Our paper: Deep Gaussian Process Based Multi-speaker Speech Synthesis with Latent Speaker Representation
This repository is tested in the following environment.
- Ubuntu 18.04
- NVIDIA GeForce RTX 2080 Ti
- Python 3.7.3
- CUDA 11.1
- cuDNN 8.1.1
You can complete setup by simply executing setup.sh
.
$ . ./setup.sh
*Please make sure that installed PyTorch is compatible with CUDA (see https://pytorch.org/ for more info). Otherwise, CUDA error will occur during training.
This repository is designed according to Kaldi-style recipe. To run the scripts, please follow the below instruction. JVS corpus [Takamichi et al., 2020] can be downloaded from here.

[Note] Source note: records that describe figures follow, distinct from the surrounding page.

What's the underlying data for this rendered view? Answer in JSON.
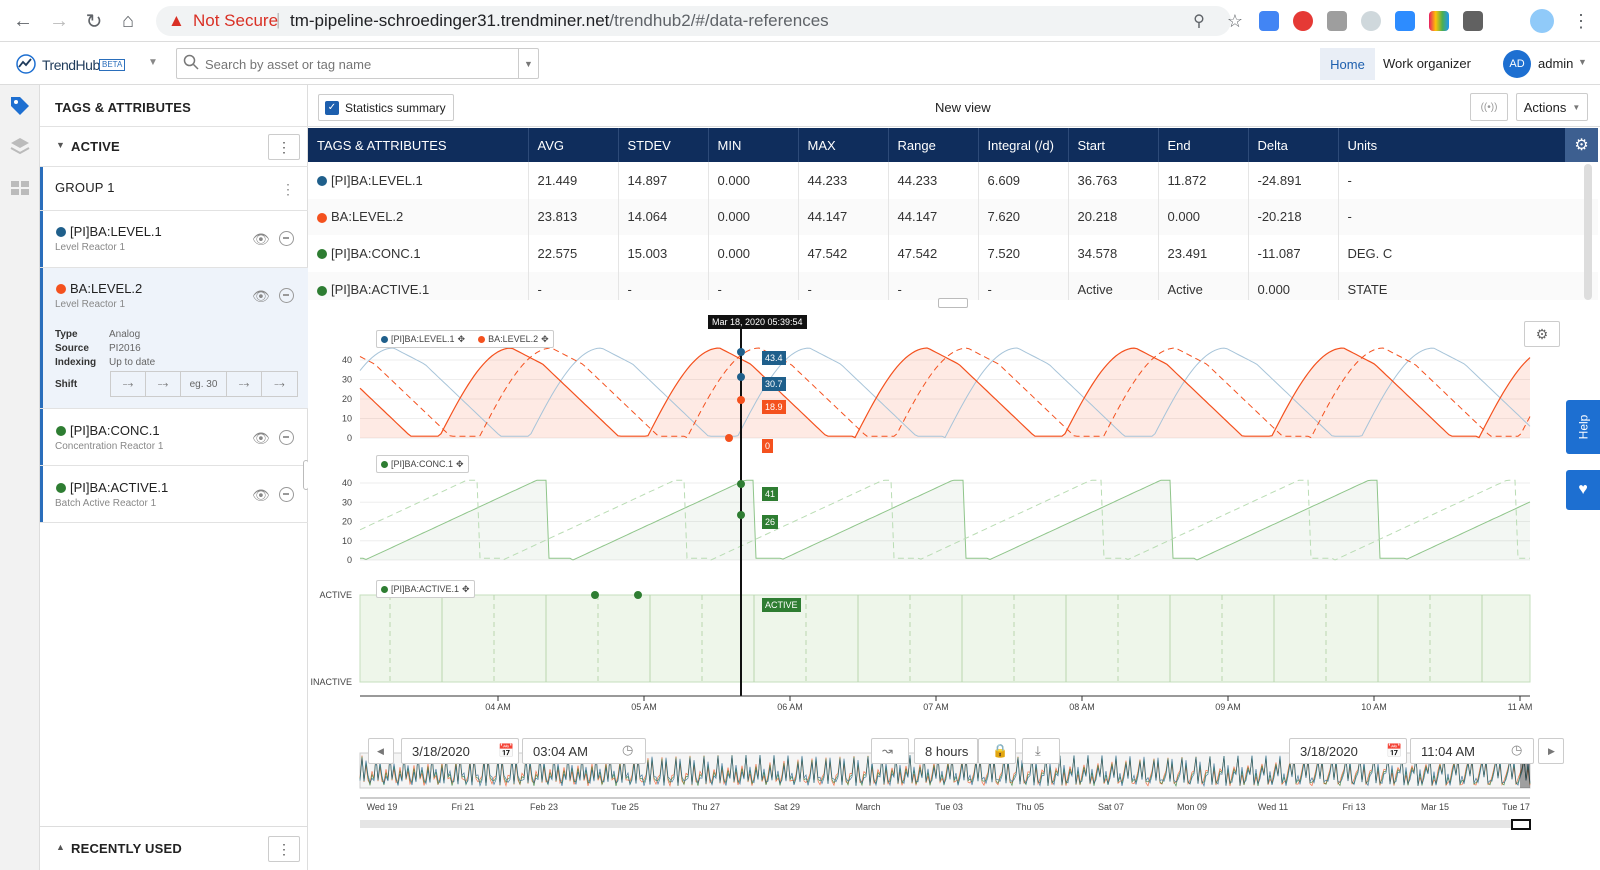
{
  "browser": {
    "url_warning": "Not Secure",
    "url_host": "tm-pipeline-schroedinger31.trendminer.net",
    "url_path": "/trendhub2/#/data-references"
  },
  "app": {
    "logo": "TrendHub",
    "logo_badge": "BETA",
    "search_placeholder": "Search by asset or tag name",
    "nav_home": "Home",
    "nav_work": "Work organizer",
    "avatar_initials": "AD",
    "user": "admin"
  },
  "left": {
    "title": "TAGS & ATTRIBUTES",
    "section": "ACTIVE",
    "group": "GROUP 1",
    "tags": [
      {
        "name": "[PI]BA:LEVEL.1",
        "desc": "Level Reactor 1",
        "color": "#1f5f8b"
      },
      {
        "name": "BA:LEVEL.2",
        "desc": "Level Reactor 1",
        "color": "#f4511e"
      },
      {
        "name": "[PI]BA:CONC.1",
        "desc": "Concentration Reactor 1",
        "color": "#2e7d32"
      },
      {
        "name": "[PI]BA:ACTIVE.1",
        "desc": "Batch Active Reactor 1",
        "color": "#2e7d32"
      }
    ],
    "props": {
      "type_k": "Type",
      "type_v": "Analog",
      "source_k": "Source",
      "source_v": "PI2016",
      "indexing_k": "Indexing",
      "indexing_v": "Up to date",
      "shift_k": "Shift",
      "shift_placeholder": "eg. 30"
    },
    "recent": "RECENTLY USED"
  },
  "toolbar": {
    "stats_label": "Statistics summary",
    "view_name": "New view",
    "actions": "Actions"
  },
  "stats": {
    "headers": [
      "TAGS & ATTRIBUTES",
      "AVG",
      "STDEV",
      "MIN",
      "MAX",
      "Range",
      "Integral (/d)",
      "Start",
      "End",
      "Delta",
      "Units"
    ],
    "rows": [
      [
        "[PI]BA:LEVEL.1",
        "21.449",
        "14.897",
        "0.000",
        "44.233",
        "44.233",
        "6.609",
        "36.763",
        "11.872",
        "-24.891",
        "-"
      ],
      [
        "BA:LEVEL.2",
        "23.813",
        "14.064",
        "0.000",
        "44.147",
        "44.147",
        "7.620",
        "20.218",
        "0.000",
        "-20.218",
        "-"
      ],
      [
        "[PI]BA:CONC.1",
        "22.575",
        "15.003",
        "0.000",
        "47.542",
        "47.542",
        "7.520",
        "34.578",
        "23.491",
        "-11.087",
        "DEG. C"
      ],
      [
        "[PI]BA:ACTIVE.1",
        "-",
        "-",
        "-",
        "-",
        "-",
        "-",
        "Active",
        "Active",
        "0.000",
        "STATE"
      ]
    ]
  },
  "chart": {
    "cursor_time": "Mar 18, 2020 05:39:54",
    "legend1": [
      "[PI]BA:LEVEL.1",
      "BA:LEVEL.2"
    ],
    "legend2": "[PI]BA:CONC.1",
    "legend3": "[PI]BA:ACTIVE.1",
    "cursor_values": [
      "43.4",
      "30.7",
      "18.9",
      "0",
      "41",
      "26",
      "ACTIVE"
    ],
    "y_ticks": [
      "40",
      "30",
      "20",
      "10",
      "0"
    ],
    "state_ticks": [
      "ACTIVE",
      "INACTIVE"
    ],
    "x_ticks": [
      "04 AM",
      "05 AM",
      "06 AM",
      "07 AM",
      "08 AM",
      "09 AM",
      "10 AM",
      "11 AM"
    ],
    "overview_ticks": [
      "Wed 19",
      "Fri 21",
      "Feb 23",
      "Tue 25",
      "Thu 27",
      "Sat 29",
      "March",
      "Tue 03",
      "Thu 05",
      "Sat 07",
      "Mon 09",
      "Wed 11",
      "Fri 13",
      "Mar 15",
      "Tue 17"
    ]
  },
  "timebar": {
    "start_date": "3/18/2020",
    "start_time": "03:04 AM",
    "duration": "8 hours",
    "end_date": "3/18/2020",
    "end_time": "11:04 AM"
  },
  "side_tab": "Help"
}
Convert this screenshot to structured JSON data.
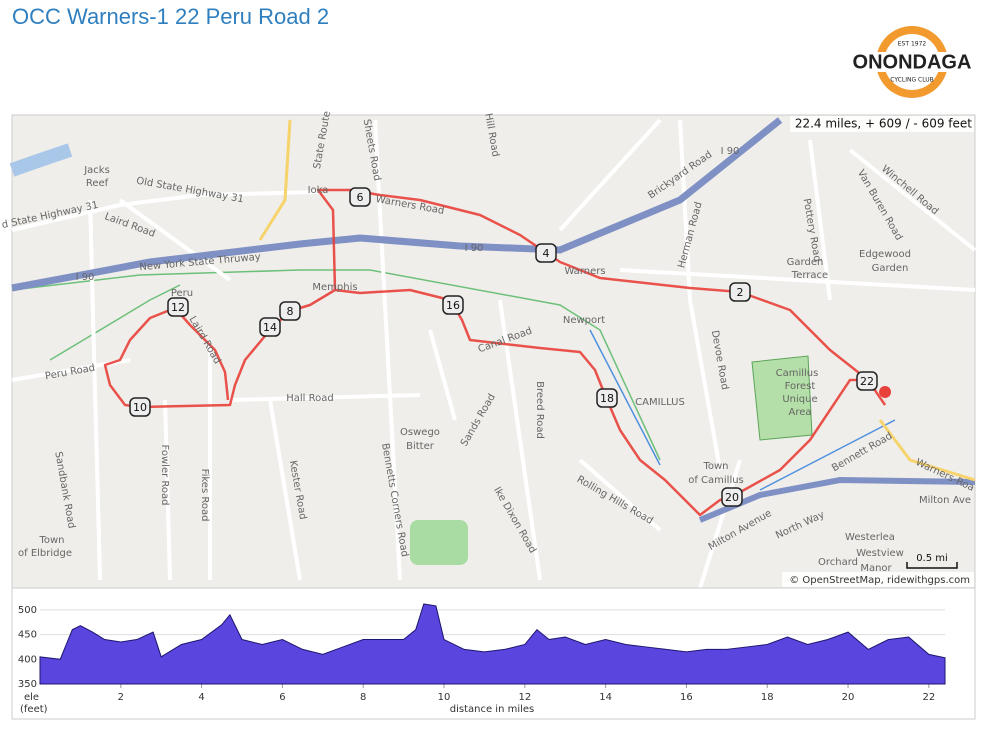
{
  "header": {
    "title": "OCC Warners-1 22 Peru Road 2",
    "logo": {
      "name": "ONONDAGA",
      "sub": "CYCLING CLUB",
      "est": "EST 1972"
    }
  },
  "map": {
    "summary": "22.4 miles, + 609 / - 609 feet",
    "attribution": "© OpenStreetMap, ridewithgps.com",
    "scale": "0.5 mi",
    "markers": [
      "2",
      "4",
      "6",
      "8",
      "10",
      "12",
      "14",
      "16",
      "18",
      "20",
      "22"
    ],
    "labels": [
      "Jacks",
      "Reef",
      "Old State Highway 31",
      "d State Highway 31",
      "Laird Road",
      "New York State Thruway",
      "I 90",
      "I 90",
      "I 90",
      "Ioka",
      "Warners Road",
      "Memphis",
      "Peru",
      "Laird Road",
      "Peru Road",
      "Hall Road",
      "Canal Road",
      "Sands Road",
      "Breed Road",
      "Newport",
      "CAMILLUS",
      "Herman Road",
      "Devoe Road",
      "Warners",
      "Oswego",
      "Bitter",
      "Fowler Road",
      "Fikes Road",
      "Kester Road",
      "Bennetts Corners Road",
      "Ike Dixon Road",
      "Rolling Hills Road",
      "Sandbank Road",
      "Town",
      "of Elbridge",
      "Town",
      "of Camillus",
      "Garden",
      "Terrace",
      "Edgewood",
      "Garden",
      "Van Buren Road",
      "Winchell Road",
      "Pottery Road",
      "Brickyard Road",
      "Camillus",
      "Forest",
      "Unique",
      "Area",
      "Westerlea",
      "Orchard",
      "Westview",
      "Manor",
      "North Way",
      "Milton Avenue",
      "Bennett Road",
      "Warners-Roa",
      "Milton Ave",
      "Sheets Road",
      "Hill Road",
      "State Route"
    ]
  },
  "chart_data": {
    "type": "area",
    "x_label": "distance in miles",
    "y_label": "ele",
    "y_unit": "(feet)",
    "x": [
      0,
      0.5,
      0.8,
      1.0,
      1.3,
      1.6,
      2.0,
      2.4,
      2.8,
      3.0,
      3.5,
      4.0,
      4.5,
      4.7,
      5.0,
      5.5,
      6.0,
      6.5,
      7.0,
      7.5,
      8.0,
      8.5,
      9.0,
      9.3,
      9.5,
      9.8,
      10.0,
      10.5,
      11.0,
      11.5,
      12.0,
      12.3,
      12.6,
      13.0,
      13.5,
      14.0,
      14.5,
      15.0,
      15.5,
      16.0,
      16.5,
      17.0,
      17.5,
      18.0,
      18.5,
      19.0,
      19.5,
      20.0,
      20.5,
      21.0,
      21.5,
      22.0,
      22.4
    ],
    "values": [
      405,
      400,
      460,
      468,
      455,
      440,
      435,
      440,
      455,
      405,
      430,
      440,
      470,
      490,
      440,
      430,
      440,
      420,
      410,
      425,
      440,
      440,
      440,
      460,
      512,
      508,
      440,
      420,
      415,
      420,
      430,
      460,
      440,
      445,
      430,
      440,
      430,
      425,
      420,
      415,
      420,
      420,
      425,
      430,
      445,
      430,
      440,
      455,
      420,
      440,
      445,
      410,
      403
    ],
    "color": "#5a45de",
    "xlim": [
      0,
      22.4
    ],
    "ylim": [
      350,
      520
    ],
    "xticks": [
      2,
      4,
      6,
      8,
      10,
      12,
      14,
      16,
      18,
      20,
      22
    ],
    "yticks": [
      350,
      400,
      450,
      500
    ],
    "grid": true
  }
}
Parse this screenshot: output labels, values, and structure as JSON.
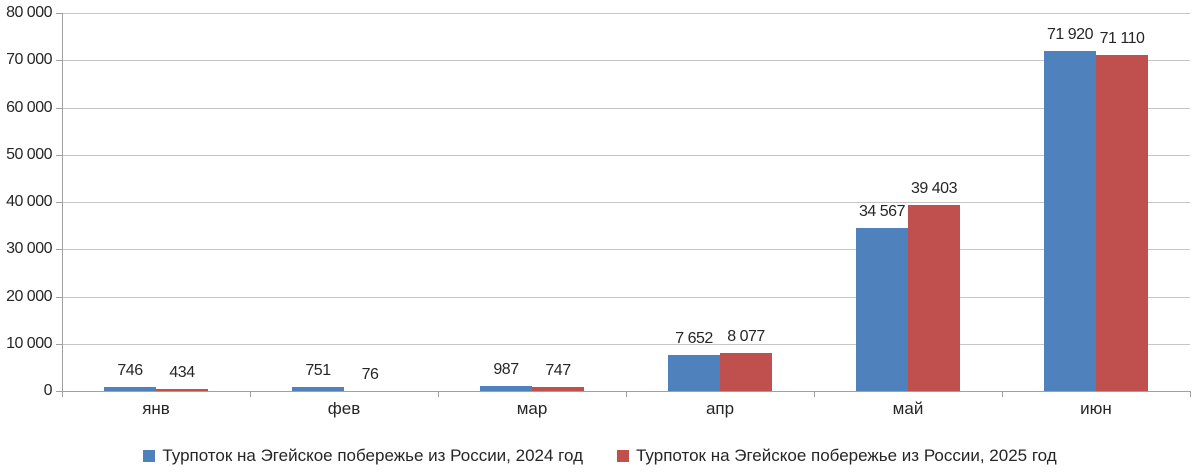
{
  "chart_data": {
    "type": "bar",
    "categories": [
      "янв",
      "фев",
      "мар",
      "апр",
      "май",
      "июн"
    ],
    "series": [
      {
        "name": "Турпоток на Эгейское побережье из России, 2024 год",
        "color": "#4f81bd",
        "values": [
          746,
          751,
          987,
          7652,
          34567,
          71920
        ],
        "labels": [
          "746",
          "751",
          "987",
          "7 652",
          "34 567",
          "71 920"
        ]
      },
      {
        "name": "Турпоток на Эгейское побережье из России, 2025 год",
        "color": "#c0504d",
        "values": [
          434,
          76,
          747,
          8077,
          39403,
          71110
        ],
        "labels": [
          "434",
          "76",
          "747",
          "8 077",
          "39 403",
          "71 110"
        ]
      }
    ],
    "title": "",
    "xlabel": "",
    "ylabel": "",
    "ylim": [
      0,
      80000
    ],
    "ytick_step": 10000,
    "yticks": [
      "0",
      "10 000",
      "20 000",
      "30 000",
      "40 000",
      "50 000",
      "60 000",
      "70 000",
      "80 000"
    ],
    "grid": true,
    "legend_position": "bottom",
    "colors": {
      "grid": "#c6c6c6",
      "axis": "#a0a0a0",
      "text": "#262626",
      "background": "#ffffff"
    }
  }
}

# Move to the recipe directory
$ cd egs/jvs
# Download the corpus to be used. The directory structure will be as follows:
├── conf/ # directory containing YAML format configuration files
├── jvs_ver1/ # downloaded data
├── local/ # directory containing corpus-dependent scripts
└── run.sh # main scripts
# Run the recipe from scratch
$ ./run.sh
# Or you can run the recipe step by step
$ ./run.sh --stage 0 --stop-stage 0 # train/dev/eval split
$ ./run.sh --stage 1 --stop-stage 1 # preprocessing
$ ./run.sh --stage 2 --stop-stage 2 # train phoneme duration model
$ ./run.sh --stage 3 --stop-stage 3 # train acoustic model
$ ./run.sh --stage 4 --stop-stage 4 # decoding
# During stage 2 & 3, you can monitor logs using Tensorboard
# for example:
$ tensorboard --logdir exp/dgp
conf/*.yaml
include all settings for data preparation, preprocessing, training, and decoding.
We have prepared two configuration files, dgp.yaml
and dgplvm.yaml
.
You can change experimental conditions by editing these files.